The Defense Information Systems Agency says it’s in the midst of a major push to overhaul the technology it uses to move voice, video and data communications around the world, planning several upcoming contracts to move to a system of unified capabilities.
DISA says it’s getting rid of communications channels that aren’t integrated well, including many built primarily on a technology called time-division multiplexing that’s getting harder and more expensive to maintain. The voice and video communications traffic that rides on those legacy circuits will converge onto a single “self-healing” network infrastructure, with most DoD communications carried over Internet Protocol-based technology.
“We’ve been talking about everything-over-IP for years. Those services are here now,” said Cindy Moran, DISA’s director of network services. “We’re rolling them out to try to eliminate legacy. We need quality of service, we need to be able to guarantee and assure service the same way we did with TDM. That’s really where we’re working with unified capabilities to go forward.”
The agency’s plan for unified communications calls for all that traffic, both classified and unclassified, to be guarded under a single security architecture with a common user authentication scheme. And at its annual forecast to industry at the agency’s headquarters at Fort Meade, Md., DISA told vendors Friday it doesn’t just want to transform the underlying technology it uses — it wants to change the user experience of military members, civilians and contractors, making communications easier and more productive.
“We’re looking at enhancing the awareness of the presence of our users, so you have a suite of things where as things pop up on your screen, you can see if people are in the office or not, you can forward things from voice over to email so you can get messages in different ways, and things can follow you into your mobile device from your desktop so things can be seamless,” said Jennifer Carter, DISA’s acquisition executive. “Telephony integration would give us routing of calls that follow the user. And we have a lot of enterprise email users. We want to extend those capabilities into a unified messaging perspective, and make sure we’ve got that secure by enhancing identity management and the use of public-key infrastructure (PKI).”
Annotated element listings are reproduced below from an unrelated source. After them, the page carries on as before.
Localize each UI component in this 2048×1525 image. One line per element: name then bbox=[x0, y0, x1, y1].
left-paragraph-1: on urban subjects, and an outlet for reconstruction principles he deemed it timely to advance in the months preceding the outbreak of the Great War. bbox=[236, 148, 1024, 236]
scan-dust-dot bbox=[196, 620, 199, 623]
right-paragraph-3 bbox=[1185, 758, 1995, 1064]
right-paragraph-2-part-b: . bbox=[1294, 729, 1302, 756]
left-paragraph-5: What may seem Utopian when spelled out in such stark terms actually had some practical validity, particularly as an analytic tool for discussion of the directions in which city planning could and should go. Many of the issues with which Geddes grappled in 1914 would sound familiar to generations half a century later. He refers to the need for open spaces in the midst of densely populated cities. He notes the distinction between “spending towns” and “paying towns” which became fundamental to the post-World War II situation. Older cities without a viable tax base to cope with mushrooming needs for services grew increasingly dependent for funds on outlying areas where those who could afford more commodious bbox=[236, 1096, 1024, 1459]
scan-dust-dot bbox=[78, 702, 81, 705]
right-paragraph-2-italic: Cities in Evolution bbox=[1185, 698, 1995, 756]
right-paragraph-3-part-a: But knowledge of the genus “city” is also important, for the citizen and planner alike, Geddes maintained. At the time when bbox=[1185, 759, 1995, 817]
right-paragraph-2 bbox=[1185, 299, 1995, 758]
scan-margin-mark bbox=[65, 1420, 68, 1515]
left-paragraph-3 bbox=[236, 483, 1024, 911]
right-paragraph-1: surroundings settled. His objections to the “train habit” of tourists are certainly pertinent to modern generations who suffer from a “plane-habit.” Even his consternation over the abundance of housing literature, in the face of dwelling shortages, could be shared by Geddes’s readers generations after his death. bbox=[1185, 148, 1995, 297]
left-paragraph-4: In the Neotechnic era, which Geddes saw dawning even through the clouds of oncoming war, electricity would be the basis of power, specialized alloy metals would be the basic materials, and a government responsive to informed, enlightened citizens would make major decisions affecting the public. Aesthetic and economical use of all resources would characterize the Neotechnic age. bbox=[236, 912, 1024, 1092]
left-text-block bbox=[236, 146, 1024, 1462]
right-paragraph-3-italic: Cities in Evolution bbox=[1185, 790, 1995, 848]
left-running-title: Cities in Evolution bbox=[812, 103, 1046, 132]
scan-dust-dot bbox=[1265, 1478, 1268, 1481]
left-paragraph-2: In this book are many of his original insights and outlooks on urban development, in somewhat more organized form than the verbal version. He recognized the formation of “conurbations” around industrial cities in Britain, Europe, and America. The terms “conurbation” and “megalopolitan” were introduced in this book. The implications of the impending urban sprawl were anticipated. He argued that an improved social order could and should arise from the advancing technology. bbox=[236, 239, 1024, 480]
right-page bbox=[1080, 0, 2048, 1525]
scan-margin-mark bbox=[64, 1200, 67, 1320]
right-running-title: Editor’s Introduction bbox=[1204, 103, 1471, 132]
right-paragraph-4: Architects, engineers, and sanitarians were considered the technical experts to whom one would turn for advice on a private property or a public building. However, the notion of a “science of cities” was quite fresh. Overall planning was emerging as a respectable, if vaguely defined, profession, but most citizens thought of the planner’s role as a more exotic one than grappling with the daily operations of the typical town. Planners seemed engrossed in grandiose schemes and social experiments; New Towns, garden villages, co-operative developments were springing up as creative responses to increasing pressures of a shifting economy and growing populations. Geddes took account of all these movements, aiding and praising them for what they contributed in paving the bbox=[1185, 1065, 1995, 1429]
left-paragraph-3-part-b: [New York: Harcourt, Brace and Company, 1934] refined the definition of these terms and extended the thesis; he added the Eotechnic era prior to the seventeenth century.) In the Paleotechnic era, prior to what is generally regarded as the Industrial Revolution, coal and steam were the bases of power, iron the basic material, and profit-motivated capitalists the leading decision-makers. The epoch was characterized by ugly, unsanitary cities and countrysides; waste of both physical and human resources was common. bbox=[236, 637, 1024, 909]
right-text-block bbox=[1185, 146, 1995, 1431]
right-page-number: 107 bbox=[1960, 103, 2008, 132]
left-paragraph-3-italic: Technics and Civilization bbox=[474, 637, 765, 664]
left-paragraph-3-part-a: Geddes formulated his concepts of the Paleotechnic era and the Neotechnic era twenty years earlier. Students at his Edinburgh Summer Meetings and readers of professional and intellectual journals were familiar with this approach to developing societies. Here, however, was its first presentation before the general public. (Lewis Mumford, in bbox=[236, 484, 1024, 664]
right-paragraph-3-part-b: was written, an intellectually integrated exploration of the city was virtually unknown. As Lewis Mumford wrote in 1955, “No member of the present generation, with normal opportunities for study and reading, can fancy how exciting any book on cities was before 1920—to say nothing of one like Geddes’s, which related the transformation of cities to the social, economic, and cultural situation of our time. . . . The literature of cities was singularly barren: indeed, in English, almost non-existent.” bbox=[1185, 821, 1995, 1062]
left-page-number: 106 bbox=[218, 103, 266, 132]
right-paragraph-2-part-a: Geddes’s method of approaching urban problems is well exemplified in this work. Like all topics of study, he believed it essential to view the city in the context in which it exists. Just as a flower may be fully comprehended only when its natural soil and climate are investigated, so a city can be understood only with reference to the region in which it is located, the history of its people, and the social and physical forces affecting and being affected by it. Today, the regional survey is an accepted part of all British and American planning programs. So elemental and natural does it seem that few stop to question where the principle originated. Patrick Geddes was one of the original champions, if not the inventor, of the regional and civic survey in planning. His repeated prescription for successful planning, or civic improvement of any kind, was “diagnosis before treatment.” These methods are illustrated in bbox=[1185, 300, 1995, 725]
In conjunction with the Army, DoD released a request for information in June asking vendors to provide information on the current state-of-the-art unified communications. It hasn’t yet set a date for a contract award based on the answers it gets back, but the agency currently plans other solicitations designed to push it further down the path. DISA expects to issue one for video services early in the first quarter of fiscal 2014.
The agency expects another RFP for voice over IP by the end of next month, officials said.
Carter said upcoming solicitations will demand industry solutions to be easy to integrate into DoD’s underlying architecture, and to be easy to use.
“We want it to be as easy as downloading apps,” she said. “Nobody comes and trains us on it, we just go and use it. We want to start making the warfighter’s user experience as easy as what we experience in our personal environment, so we can have different levels of service. You can have something there that’s right there for you and very simple, and then we also have instances where we’re careful to make sure people have the training and references that they need in a way that’s mature and sophisticated to support users for the long term.”
For the voice portion of unified capabilities, DISA wants to begin removing the familiar telephone set from users’ desks and begin transitioning them to soft phones that run on PCs or even handheld devices. For its own workforce, the agency is in the middle of a pilot program to do just that: it’ll expand to 2,000 DISA workers soon, with the goal of eventually eliminating traditional phones entirely.
DISA says only about 1 percent of DoD users currently use soft phones for their voice calls. It’s targeting 80 percent under the unified capabilities architecture. Moran told reporters the agency expects to see real cost savings — both in costs it will avoid from not purchasing phone equipment, and in maintenance and sustainment costs.
“It just becomes another application on your computer instead of handing you a suitcase of different devices to do work that can all be done on your computer,” she said. “An IP telephone to sit on a desktop can cost me anywhere from $300-$500 depending on what features we get. A softphone is $50 from the same vendor. The savings to the department for that person who may not need a desktop telephone is significant, and we’re trying to re-look everything we do to use software applications to still get those legacy services.”
And if the shorter-term goal is to make a user’s computer or tablet the center of all of his or her communications, the longer term vision, Carter said, is to move to a computing environment that’s hosted in the cloud and accessible from any device.
“With your mobile devices and the desktop, once you start leveraging things in the cloud space, your information follows you wherever you go. Everything is right there at your fingertips, whether you’re at the desktop or your mobile device,” she said. “We really are looking for interoperable capabilities in an open, standardized environment.”